1 ⅓ cups oat flour, ½ cup vegan Worcestershire sauce, ½ cup homemade ketchup glaze, 3 tablespoons fresh parsley, 1 ½ teaspoons liquid smoke, 1 ½ teaspoon Old Bay seasoning, ¼ teaspoon black pepper
In a large skillet, sauté the diced onion, minced garlic and diced carrot in a tablespoon of oil (or broth if oil free) until soft and fragrant, 5 to 7 minutes.
1 sweet onion, 4 cloves garlic, 1 cup carrots
Once soft, add the onion, garlic and carrots into the meatloaf mixture and mix to combine.

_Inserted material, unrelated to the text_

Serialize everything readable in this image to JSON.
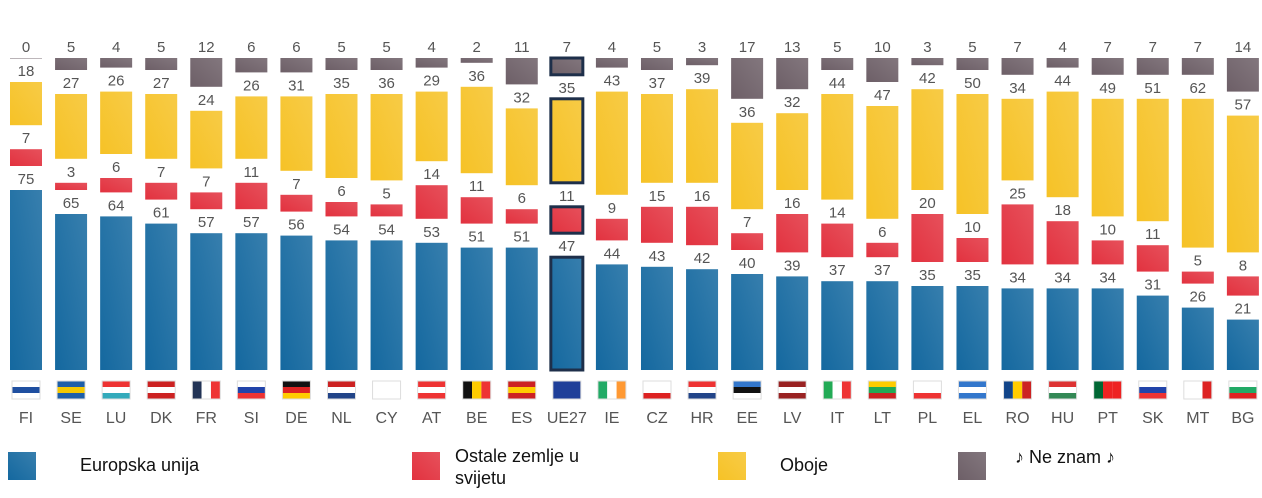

Transfer the meatloaf mixture to the parchment lined loaf pan. Bake for 30 minutes on middle oven rack.
After 30 minutes, remove the loaf, top with the remaining ketchup glaze, then bake for additional 15 minutes.
Let cool for a minimum of 15 minutes in the loaf pan before serving.
Storage:
This loaf makes for excellent leftovers. Store in an airtight container in the refrigerator for up to 3 days.
Notes
Make sure to use cool lentils and chickpeas or they will over process easily into a paste.
If you use a food processor to dice the onion and/or carrot, it will release a lot more of the moisture in these foods compared to dicing with a knife. This will yield a more moist loaf and may require a 10-15 minute longer bake time.
How to make oat flour: Blitz rolled oats in a food processor until a fine texture is achieved - not a powder, but not large chunks either. If using a blender, pulse until correct texture is achieved. Avoid blending into a super fine powder - that makes for a drier meatloaf.
If you would like to substitute the oat flour with breadcrumbs, use 2 cups breadcrumbs.